Looks like you have already gotten several good suggestions, but I also
wrote a jiffy program for doing this that does not require the two PDB
files to have the same atom names:
http://bl831.als.lbl.gov/~jamesh/pickup/origins.com
Which you run like this:
origins.com right_origin.pdb wrong_origin.pdb P212121 correlate nochains
The bottom of the script file contains a list of allowed origin shifts,
which are each applied in turn and the resulting symmetry-expanded atom
constellations compared. If you use the word "correlate" on the command
line the atoms will be converted to an electron density map using sfall
and the correlation coefficient used as the "match" score. By default,
the program breaks up the PDBs into their "chains" (segids) and searches
each one separately.
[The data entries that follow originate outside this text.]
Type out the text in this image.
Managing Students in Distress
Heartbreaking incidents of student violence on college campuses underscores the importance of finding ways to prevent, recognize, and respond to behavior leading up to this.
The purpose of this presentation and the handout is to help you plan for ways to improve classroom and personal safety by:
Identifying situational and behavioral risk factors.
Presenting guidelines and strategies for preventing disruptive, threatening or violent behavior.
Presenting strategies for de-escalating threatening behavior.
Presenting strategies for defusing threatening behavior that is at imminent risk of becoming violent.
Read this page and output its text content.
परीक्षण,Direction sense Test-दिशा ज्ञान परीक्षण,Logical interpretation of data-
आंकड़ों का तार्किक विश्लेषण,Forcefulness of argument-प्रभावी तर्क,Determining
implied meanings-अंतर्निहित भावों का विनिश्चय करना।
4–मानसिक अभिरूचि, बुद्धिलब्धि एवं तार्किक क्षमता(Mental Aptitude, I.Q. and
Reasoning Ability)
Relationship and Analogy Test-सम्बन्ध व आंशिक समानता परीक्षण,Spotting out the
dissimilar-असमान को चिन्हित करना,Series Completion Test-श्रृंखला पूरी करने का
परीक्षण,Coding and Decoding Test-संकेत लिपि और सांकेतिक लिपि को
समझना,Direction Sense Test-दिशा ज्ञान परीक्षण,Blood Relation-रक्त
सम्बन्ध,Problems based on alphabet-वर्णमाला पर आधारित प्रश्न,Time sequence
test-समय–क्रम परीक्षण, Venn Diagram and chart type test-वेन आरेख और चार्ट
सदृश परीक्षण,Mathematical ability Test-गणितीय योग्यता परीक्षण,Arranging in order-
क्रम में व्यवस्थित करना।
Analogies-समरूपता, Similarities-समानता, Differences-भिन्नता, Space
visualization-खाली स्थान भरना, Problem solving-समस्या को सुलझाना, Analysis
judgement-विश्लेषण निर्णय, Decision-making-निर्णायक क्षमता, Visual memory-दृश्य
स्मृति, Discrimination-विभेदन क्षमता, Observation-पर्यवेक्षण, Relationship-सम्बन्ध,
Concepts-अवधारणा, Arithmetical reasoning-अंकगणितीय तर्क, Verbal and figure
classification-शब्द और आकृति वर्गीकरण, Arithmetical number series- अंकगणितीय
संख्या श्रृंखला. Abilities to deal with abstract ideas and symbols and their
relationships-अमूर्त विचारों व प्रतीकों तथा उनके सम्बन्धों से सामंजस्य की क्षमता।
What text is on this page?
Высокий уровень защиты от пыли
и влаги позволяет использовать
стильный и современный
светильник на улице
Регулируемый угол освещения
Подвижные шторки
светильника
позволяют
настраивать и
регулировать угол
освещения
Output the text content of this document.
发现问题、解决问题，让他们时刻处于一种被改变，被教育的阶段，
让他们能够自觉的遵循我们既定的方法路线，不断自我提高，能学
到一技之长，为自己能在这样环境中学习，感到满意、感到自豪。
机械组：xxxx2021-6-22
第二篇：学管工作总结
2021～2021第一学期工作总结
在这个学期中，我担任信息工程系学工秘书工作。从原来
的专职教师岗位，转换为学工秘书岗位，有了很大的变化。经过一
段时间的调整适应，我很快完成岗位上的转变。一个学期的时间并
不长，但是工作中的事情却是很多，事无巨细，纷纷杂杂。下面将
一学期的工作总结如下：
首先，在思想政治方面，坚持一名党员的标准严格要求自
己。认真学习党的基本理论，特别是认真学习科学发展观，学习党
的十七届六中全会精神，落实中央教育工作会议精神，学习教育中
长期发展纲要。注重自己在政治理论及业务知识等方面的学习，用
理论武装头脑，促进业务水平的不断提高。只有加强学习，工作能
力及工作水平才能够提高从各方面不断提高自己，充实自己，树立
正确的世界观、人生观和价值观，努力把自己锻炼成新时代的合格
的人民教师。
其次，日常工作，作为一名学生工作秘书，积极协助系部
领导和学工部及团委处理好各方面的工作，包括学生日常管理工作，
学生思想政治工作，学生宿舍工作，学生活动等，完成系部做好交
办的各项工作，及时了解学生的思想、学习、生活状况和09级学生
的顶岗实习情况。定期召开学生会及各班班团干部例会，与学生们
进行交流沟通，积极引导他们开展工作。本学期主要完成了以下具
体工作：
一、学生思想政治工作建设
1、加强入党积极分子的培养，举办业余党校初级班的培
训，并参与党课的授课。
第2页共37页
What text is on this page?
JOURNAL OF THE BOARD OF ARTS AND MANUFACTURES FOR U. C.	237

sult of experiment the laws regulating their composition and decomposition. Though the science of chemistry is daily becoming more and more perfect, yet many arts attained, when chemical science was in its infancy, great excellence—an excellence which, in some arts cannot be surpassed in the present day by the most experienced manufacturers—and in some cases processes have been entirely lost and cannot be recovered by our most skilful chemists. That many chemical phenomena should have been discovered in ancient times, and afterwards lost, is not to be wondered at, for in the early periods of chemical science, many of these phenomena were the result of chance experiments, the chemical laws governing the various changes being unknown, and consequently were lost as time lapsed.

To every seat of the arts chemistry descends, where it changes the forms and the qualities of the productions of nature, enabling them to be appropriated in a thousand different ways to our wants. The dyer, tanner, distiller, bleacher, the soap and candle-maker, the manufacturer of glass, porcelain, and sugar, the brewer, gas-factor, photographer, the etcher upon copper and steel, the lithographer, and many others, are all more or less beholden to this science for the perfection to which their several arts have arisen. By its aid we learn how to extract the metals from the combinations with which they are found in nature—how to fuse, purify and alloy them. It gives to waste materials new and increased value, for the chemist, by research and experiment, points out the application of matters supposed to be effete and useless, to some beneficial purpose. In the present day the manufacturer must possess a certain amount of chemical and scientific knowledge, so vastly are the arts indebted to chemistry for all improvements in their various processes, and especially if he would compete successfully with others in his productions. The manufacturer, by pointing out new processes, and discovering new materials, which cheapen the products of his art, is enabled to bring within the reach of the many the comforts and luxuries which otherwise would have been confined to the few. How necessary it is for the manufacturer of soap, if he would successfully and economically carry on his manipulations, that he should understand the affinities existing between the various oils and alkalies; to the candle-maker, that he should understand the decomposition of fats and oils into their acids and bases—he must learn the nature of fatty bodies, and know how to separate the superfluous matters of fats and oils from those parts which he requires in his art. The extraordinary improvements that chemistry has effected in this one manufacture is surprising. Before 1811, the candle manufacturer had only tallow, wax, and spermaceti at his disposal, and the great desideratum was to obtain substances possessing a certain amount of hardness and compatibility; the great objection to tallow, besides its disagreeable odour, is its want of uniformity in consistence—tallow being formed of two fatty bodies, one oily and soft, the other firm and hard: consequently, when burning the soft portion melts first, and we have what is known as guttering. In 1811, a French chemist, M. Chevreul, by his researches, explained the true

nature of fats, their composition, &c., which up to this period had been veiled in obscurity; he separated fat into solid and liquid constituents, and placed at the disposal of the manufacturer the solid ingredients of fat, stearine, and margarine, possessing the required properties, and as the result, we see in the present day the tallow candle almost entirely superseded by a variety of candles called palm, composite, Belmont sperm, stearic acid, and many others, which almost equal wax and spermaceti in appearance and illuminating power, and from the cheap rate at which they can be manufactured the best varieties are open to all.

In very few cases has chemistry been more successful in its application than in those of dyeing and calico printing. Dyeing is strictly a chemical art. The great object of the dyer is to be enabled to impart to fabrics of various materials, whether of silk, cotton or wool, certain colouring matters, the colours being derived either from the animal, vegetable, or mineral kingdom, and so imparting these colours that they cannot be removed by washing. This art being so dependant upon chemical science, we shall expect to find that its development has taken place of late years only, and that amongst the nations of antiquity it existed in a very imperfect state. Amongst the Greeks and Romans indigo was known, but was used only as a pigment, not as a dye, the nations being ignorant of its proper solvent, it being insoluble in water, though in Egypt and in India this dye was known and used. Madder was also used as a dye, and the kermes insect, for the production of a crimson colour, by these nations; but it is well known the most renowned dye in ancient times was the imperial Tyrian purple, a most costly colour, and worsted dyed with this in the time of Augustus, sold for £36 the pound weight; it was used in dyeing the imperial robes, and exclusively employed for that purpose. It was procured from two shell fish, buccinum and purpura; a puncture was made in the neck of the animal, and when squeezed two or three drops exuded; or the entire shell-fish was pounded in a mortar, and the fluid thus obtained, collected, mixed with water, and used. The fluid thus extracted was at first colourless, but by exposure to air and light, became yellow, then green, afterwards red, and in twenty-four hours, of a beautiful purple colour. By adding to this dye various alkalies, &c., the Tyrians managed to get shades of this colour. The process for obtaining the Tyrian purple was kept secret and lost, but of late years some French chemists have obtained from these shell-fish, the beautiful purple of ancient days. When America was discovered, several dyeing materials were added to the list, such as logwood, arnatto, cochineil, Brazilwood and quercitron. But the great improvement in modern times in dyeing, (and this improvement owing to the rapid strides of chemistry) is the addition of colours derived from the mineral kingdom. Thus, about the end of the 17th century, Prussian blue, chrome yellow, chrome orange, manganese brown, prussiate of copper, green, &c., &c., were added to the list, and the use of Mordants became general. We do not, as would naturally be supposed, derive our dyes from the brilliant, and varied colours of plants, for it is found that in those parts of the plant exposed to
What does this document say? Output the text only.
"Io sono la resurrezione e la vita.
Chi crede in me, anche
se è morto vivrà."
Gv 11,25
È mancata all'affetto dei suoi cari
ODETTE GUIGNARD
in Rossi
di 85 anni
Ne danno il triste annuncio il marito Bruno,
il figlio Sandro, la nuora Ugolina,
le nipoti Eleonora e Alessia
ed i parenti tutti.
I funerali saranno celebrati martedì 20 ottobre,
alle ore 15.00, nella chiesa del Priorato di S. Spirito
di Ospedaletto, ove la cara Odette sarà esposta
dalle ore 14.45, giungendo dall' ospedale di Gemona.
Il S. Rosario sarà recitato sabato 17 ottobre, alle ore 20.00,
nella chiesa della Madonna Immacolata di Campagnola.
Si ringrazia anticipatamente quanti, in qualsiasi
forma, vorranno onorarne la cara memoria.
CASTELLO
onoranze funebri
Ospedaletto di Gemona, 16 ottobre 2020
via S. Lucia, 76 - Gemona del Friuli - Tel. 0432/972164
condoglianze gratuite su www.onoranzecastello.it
You can turn this off by using the word "nochains"
on the command line.
I think "emma" should give you similar results, but the algorithms are
certainly different.
-James Holton
MAD Scientist
Francois Berenger wrote:
Hello,
1) In the case I know the true structure (I am verifying I use Phaser
correctly), is there a program to do so?
Some other questions, if I am to write this program by myself:
2) is there a list somewhere of the translation ambiguities for
each spacegroup?
For example, in P1 it would say me any translation on any axis
is fine.
3) is there a list of permissible origins for each space group?
For example, in P212121 it would say me there are 8 possible choices
and list them for me.
I already know of symop.lib, but I don't think it has some of the
information I am looking for.
I also know the csymmatch example program of the clipper library, it
does part of what I intend to do.
Thanks a lot,
Francois.